I first want to proof that the intersection of two inductively defined sets is again inductive. We have $A$ which is a set of elementary elements and a set of functions $F$ where each function has arity $k \geq 1$. The set $S$ is the smallest set inductively defined through $A$ and $F$ for which the follwing is true:
(1) $A \subseteq S$
(2) $f \in F$ and $f$ has arity $k$ and $s_1,...,s_k$ are elements of $S$. Then $f(s_1,...,s_k)$ is also in $S$.
Assume that $S_1$ and $S_2$ are both sets for which (1) and (2) are true. I want to show that the rules (1) and (2) are also true for the intersection $S_1 \cap S_2 = S$.

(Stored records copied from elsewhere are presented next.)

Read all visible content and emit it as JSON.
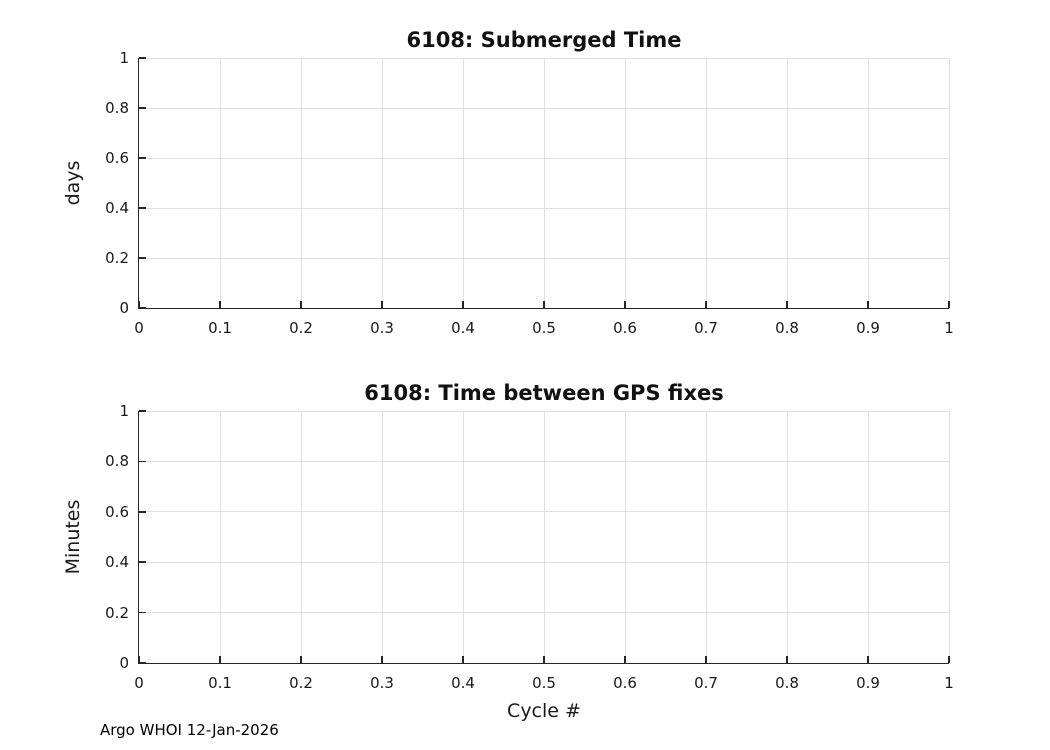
{
  "figure": {
    "background": "#ffffff",
    "axis_color": "#262626",
    "grid_color": "#e0e0e0",
    "text_color": "#1a1a1a",
    "footer": "Argo WHOI 12-Jan-2026"
  },
  "chart_data": [
    {
      "type": "line",
      "title": "6108: Submerged Time",
      "xlabel": "",
      "ylabel": "days",
      "xlim": [
        0,
        1
      ],
      "ylim": [
        0,
        1
      ],
      "x_ticks": [
        0,
        0.1,
        0.2,
        0.3,
        0.4,
        0.5,
        0.6,
        0.7,
        0.8,
        0.9,
        1
      ],
      "x_tick_labels": [
        "0",
        "0.1",
        "0.2",
        "0.3",
        "0.4",
        "0.5",
        "0.6",
        "0.7",
        "0.8",
        "0.9",
        "1"
      ],
      "y_ticks": [
        0,
        0.2,
        0.4,
        0.6,
        0.8,
        1
      ],
      "y_tick_labels": [
        "0",
        "0.2",
        "0.4",
        "0.6",
        "0.8",
        "1"
      ],
      "grid": true,
      "box": false,
      "legend": null,
      "series": []
    },
    {
      "type": "line",
      "title": "6108: Time between GPS fixes",
      "xlabel": "Cycle #",
      "ylabel": "Minutes",
      "xlim": [
        0,
        1
      ],
      "ylim": [
        0,
        1
      ],
      "x_ticks": [
        0,
        0.1,
        0.2,
        0.3,
        0.4,
        0.5,
        0.6,
        0.7,
        0.8,
        0.9,
        1
      ],
      "x_tick_labels": [
        "0",
        "0.1",
        "0.2",
        "0.3",
        "0.4",
        "0.5",
        "0.6",
        "0.7",
        "0.8",
        "0.9",
        "1"
      ],
      "y_ticks": [
        0,
        0.2,
        0.4,
        0.6,
        0.8,
        1
      ],
      "y_tick_labels": [
        "0",
        "0.2",
        "0.4",
        "0.6",
        "0.8",
        "1"
      ],
      "grid": true,
      "box": false,
      "legend": null,
      "series": []
    }
  ]
}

I am not even sure where to start. What does it even mean that $S_1$ and $S_2$ are sets for which both (1) and (2) are true? Do I know that $A_1 \subseteq S_1$ and $A_2 \subseteq S_2$ or do I know that $A \subseteq S_1$ and $A \subseteq S_2$ or is it irrelevant in this situation?
Let's assume that $A \subseteq S_1$ and $A \subseteq S_2$. Therefore we also know that $A \subseteq S$ by definition of the intersection. So (1) is true for $S$.
Is this even correct until now? I think if I wanted to show that (2) is true for $S$, I would take an arbitrary function $f$ with arity $k \geq 1$ and $s_1,...,s_k$ elements and show that $f(s_1,...,s_k) \in S$.
Intuitively, you can view $A$ as the set of "building blocks" that you begin with, and $F$ the operations that let you construct new blocks from these.
Example: let $A=\{a,b\}$ — the elements we start with — and $f: x,y \mapsto xy$, e.g. $f(a,b) = ab$, $f(aba,bb)= ababb$ and so forth. Then the set $S$ inductively generated from $A$ and $f$ in this case is the set of all strings that you can form starting from $a$ and $b$ by applying $f$ zero or more times, e.g. $ab;bbbb;abab;babaa$ are all in $S$.
I took it that you needed an informal explanation, you can see how to proceed from here? — it should be easy I guess. BTW, no requirement of unique readability, right?